Relational contracts – the latest word

Candy v Bosheh (High Court) [2022]

When will a contract be viewed as a ‘relational contract’?

Facts:

Once again, a firm of solicitors was involved. The firm had acted under a conditional fee agreement (CFA), defending a fraud claim against their clients (the underlying claim). The CFA terms provided that "In the event you win or are successful you agree that you will pay double our standard hourly rate costs. If you lose, you will not be liable to pay anything”.

The underlying claim was settled on a "drop hands" basis. It was mutually acknowledged that such an outcome did not amount to a ‘win’ for the purposes of the CFA (although precisely why that was is not entirely clear). The settlement resulted in a nil recovery and no possibility for the firm to recover any of their costs. The firm brought proceedings against the clients for, amongst other things, breach of an implied duty of good faith. It argued that the underlying claim was compromised on terms that were substantially less advantageous to the clients than those previously proposed by the claimant in that action and that the clients did not seek to recover their costs. In agreeing such terms, the clients had acted in repudiatory breach of the retainer.

The judge at first instance held that there was no reasonable prospect of showing that a requirement of good faith was implied into the retainer. The firm appealed.

Decision:

The Court of Appeal dismissed the appeal. The Court of Appeal held that the firm was not entitled to avoid the terms of its own CFA by seeking to rely on an implied duty of good faith on the clients' part, not to settle the claim on terms that meant the firm had no entitlement to their costs. The CFA was not a "relational contract" and no duty of good faith was implied.

Applying the usual test for implied terms, the court found that an implied term of good faith was not so obvious here that it went without saying, and the retainer and the CFA worked perfectly coherently without one. There was no relevant distinction between a CFA and an ordinary retainer to justify the inclusion of a duty of good faith in the former and not the latter. The firm argued that the retainer was a "relational" contract and that there was therefore an implied term of good faith.

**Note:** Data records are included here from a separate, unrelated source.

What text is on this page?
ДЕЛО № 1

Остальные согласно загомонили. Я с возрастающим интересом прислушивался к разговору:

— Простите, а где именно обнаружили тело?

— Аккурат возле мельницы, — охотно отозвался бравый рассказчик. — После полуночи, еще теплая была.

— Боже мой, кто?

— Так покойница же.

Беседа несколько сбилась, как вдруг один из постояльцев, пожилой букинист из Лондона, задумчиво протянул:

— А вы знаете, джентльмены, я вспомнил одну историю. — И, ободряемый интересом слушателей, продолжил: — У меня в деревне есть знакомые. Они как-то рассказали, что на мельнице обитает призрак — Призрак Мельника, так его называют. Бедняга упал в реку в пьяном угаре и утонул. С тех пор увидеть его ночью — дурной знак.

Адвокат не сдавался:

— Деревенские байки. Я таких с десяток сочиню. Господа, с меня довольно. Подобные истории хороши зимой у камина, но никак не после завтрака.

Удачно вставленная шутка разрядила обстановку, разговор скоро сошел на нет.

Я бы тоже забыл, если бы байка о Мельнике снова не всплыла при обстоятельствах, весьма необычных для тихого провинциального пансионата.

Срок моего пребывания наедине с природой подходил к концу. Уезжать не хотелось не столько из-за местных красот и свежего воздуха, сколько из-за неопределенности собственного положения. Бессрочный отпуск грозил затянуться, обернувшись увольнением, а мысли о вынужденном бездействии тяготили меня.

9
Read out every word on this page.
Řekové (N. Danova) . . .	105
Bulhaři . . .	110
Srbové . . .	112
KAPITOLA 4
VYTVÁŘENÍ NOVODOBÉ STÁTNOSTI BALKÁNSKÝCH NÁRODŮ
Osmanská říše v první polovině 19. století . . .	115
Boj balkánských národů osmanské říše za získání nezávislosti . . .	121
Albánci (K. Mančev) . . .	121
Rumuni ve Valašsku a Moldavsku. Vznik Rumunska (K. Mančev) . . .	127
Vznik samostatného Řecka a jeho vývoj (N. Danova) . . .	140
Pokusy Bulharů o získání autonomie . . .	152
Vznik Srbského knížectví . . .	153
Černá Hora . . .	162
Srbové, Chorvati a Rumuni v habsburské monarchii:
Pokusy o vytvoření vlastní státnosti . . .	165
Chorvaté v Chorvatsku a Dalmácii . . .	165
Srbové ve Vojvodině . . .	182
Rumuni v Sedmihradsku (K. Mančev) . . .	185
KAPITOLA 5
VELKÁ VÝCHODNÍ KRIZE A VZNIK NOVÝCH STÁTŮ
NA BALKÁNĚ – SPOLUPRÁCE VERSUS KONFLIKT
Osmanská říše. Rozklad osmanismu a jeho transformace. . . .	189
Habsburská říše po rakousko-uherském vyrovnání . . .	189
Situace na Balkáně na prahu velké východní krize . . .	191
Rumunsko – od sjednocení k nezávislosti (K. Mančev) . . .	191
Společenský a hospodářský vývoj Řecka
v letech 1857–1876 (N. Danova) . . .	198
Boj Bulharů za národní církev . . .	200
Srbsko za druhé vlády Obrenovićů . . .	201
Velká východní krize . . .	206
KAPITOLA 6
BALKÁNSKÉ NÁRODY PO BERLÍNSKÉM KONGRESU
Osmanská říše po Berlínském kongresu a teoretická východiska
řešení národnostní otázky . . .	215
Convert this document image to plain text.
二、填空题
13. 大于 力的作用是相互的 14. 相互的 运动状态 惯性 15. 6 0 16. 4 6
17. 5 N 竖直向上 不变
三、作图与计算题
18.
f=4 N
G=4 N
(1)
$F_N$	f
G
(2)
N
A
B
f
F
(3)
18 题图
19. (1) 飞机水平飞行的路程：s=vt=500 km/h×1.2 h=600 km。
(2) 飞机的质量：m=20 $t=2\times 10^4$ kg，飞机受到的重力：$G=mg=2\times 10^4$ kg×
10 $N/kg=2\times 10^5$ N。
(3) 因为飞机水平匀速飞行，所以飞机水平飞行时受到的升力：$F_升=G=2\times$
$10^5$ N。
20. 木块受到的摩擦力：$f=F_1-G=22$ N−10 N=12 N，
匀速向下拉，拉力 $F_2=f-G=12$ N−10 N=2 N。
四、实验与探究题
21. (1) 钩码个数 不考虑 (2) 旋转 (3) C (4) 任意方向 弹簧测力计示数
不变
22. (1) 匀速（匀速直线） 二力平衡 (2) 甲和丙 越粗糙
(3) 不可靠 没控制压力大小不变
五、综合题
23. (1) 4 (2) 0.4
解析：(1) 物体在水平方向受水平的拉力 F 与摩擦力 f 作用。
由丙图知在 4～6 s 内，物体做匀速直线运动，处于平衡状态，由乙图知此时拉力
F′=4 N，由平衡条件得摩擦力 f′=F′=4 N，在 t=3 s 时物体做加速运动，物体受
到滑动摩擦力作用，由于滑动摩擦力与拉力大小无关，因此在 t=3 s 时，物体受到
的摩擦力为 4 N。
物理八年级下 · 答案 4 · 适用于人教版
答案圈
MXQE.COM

As the judge commented “there has been something of an avalanche of claimants in recent years trying to show that the contract into which they seek to imply the term is a relational contract, thereby bringing with it the implied obligation of good faith. Only a relatively few have succeeded”. The judge went on to say, “the elusive concept of good faith should not be used to avoid orthodox and clear principles of English contract law”.

In the instant case, the [implied] term is not so obvious that it goes without saying. It was not necessary for the retainer to work and was, in fact, thought to be counter to some of the express terms of the retainer. Running through the list of factors identified in Bates v the Post Office [2019] (http://www.trglaw.com/news280.html) as being indicative of a relational contract, by way of a “sense check rather than a series of statutory requirements”, there was no guarantee that the CFA would be a long-term contract. The firm's lack of remuneration was a result of the CFA, not of any lack of integrity on the clients' part. There was no commitment to collaboration. There was no high degree of communication and no expectation of loyalty from the clients; this was an ordinary retainer of a solicitor under a CFA. The firm had chosen to tie its prospects of recovering its costs to its assessment of the clients' prospects of success. Nobody had ever suggested before that CFAs were relational contracts or that the client owed the solicitor a duty of good faith under a CFA.

Even if there was an implied obligation of good faith in respect of the settlement of the underlying claim, the firm had no prospect of establishing a breach of duty arising out of that settlement. It was not arguable that the clients were in breach of such a duty of good faith for choosing a settlement which was better for them than for the firm. That stance demonstrated the potential conflict of interest that could arise under a CFA between the client and solicitor.